Ignoring the possibility of rewriting the algorithm for the moment, let's look at this section of code:

    int i;
    for (i = picked + 1; i < len; i++) {
        if(S[picked] < S[i] && LCISlen < K)
            q += LCIS(S, len, i, LCISlen + 1, K);
        else if(S[picked] < S[i] && LCISlen == K)
            q++;
    }

Consider this revised version:

    if (LCISlen < K) {
        for (int i = picked + 1; i < len; i++) {
            if (S[picked] < S[i]) {
                q += LCIS(S, len, i, LCISlen + 1, K);
            }
        }
    } else if (LCISlen == K) {
        for (int i = picked + 1; i < len; i++) {
            if (S[picked] < S[i]) {
                q++;
            }
        }
    }

Note that the original checked LCISlen against K on every loop iteration even though they are constant in the loop. This version checks before entering the loop.

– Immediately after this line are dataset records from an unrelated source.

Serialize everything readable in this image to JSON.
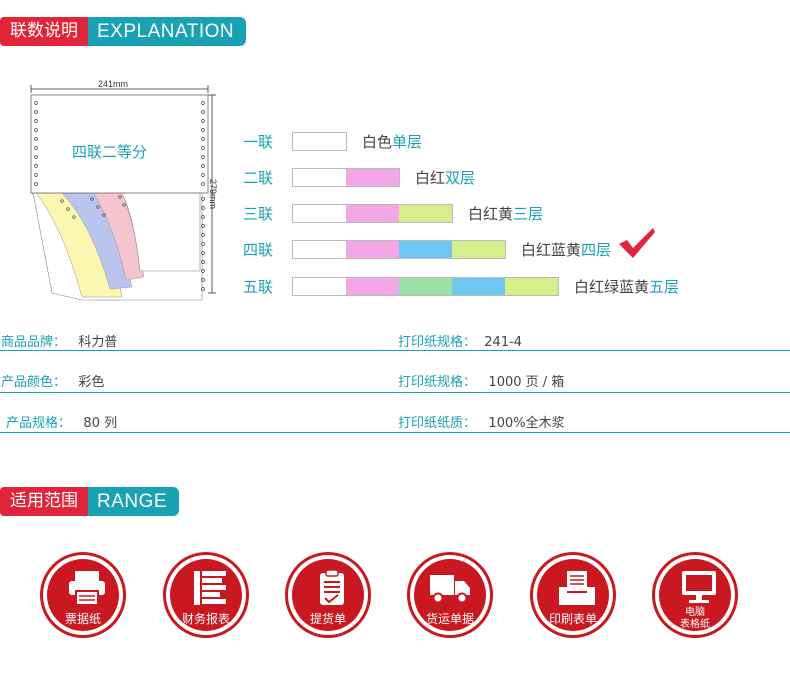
{
  "explanation_header": {
    "cn": "联数说明",
    "en": "EXPLANATION"
  },
  "diagram": {
    "width_label": "241mm",
    "height_label": "279mm",
    "sheet_text": "四联二等分"
  },
  "plies": [
    {
      "label": "一联",
      "colors": [
        "#ffffff"
      ],
      "desc_plain": "白色",
      "desc_accent": "单层",
      "checked": false
    },
    {
      "label": "二联",
      "colors": [
        "#ffffff",
        "#f2a7e6"
      ],
      "desc_plain": "白红",
      "desc_accent": "双层",
      "checked": false
    },
    {
      "label": "三联",
      "colors": [
        "#ffffff",
        "#f2a7e6",
        "#d6ef8c"
      ],
      "desc_plain": "白红黄",
      "desc_accent": "三层",
      "checked": false
    },
    {
      "label": "四联",
      "colors": [
        "#ffffff",
        "#f2a7e6",
        "#6fc7f2",
        "#d6ef8c"
      ],
      "desc_plain": "白红蓝黄",
      "desc_accent": "四层",
      "checked": true
    },
    {
      "label": "五联",
      "colors": [
        "#ffffff",
        "#f2a7e6",
        "#9ae2a6",
        "#6fc7f2",
        "#d6ef8c"
      ],
      "desc_plain": "白红绿蓝黄",
      "desc_accent": "五层",
      "checked": false
    }
  ],
  "specs": {
    "brand_key": "商品品牌：",
    "brand_val": "科力普",
    "size_key": "打印纸规格：",
    "size_val": "241-4",
    "color_key": "产品颜色：",
    "color_val": "彩色",
    "qty_key": "打印纸规格：",
    "qty_val": "1000 页 / 箱",
    "spec_key": "产品规格：",
    "spec_val": "80 列",
    "material_key": "打印纸纸质：",
    "material_val": "100%全木浆"
  },
  "range_header": {
    "cn": "适用范围",
    "en": "RANGE"
  },
  "uses": [
    {
      "label": "票据纸",
      "icon": "printer-icon"
    },
    {
      "label": "财务报表",
      "icon": "report-icon"
    },
    {
      "label": "提货单",
      "icon": "clipboard-icon"
    },
    {
      "label": "货运单据",
      "icon": "truck-icon"
    },
    {
      "label": "印刷表单",
      "icon": "tray-icon"
    },
    {
      "label_line1": "电脑",
      "label_line2": "表格纸",
      "icon": "monitor-icon"
    }
  ],
  "colors": {
    "red": "#e0243a",
    "teal": "#19a2b4",
    "icon_red": "#c9181f"
  }
}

In many cases, this won't matter, so you'll favor the original code for readability. But it is a performance improvement that you can make when performance is a known issue and you are doing this frequently.

Don't repeat the same work 2

    if(memoization[picked][LCISlen])
        return memoization[picked][LCISlen];

Note that 0 is a valid value. The problem is that if the answer is 0, you'll recalculate it every time. Thus making 0 the default is imperfect. Instead make an invalid value the default. Then you can do something like

    if (memoization[picked][LCISlen] >= 0) {
        return memoization[picked][LCISlen];
    }

And the initialization:

        memset(memoization,0,sizeof memoization);

would change to

        memset(memoization, -1, sizeof memoization);

Now the code will remember valid 0 values that it calculates.

This is actually a big deal for some inputs. For example, a long decreasing sequence. I don't have a local C compiler so it would be difficult for me to check, but this might well make a noticeable difference in performance on its own.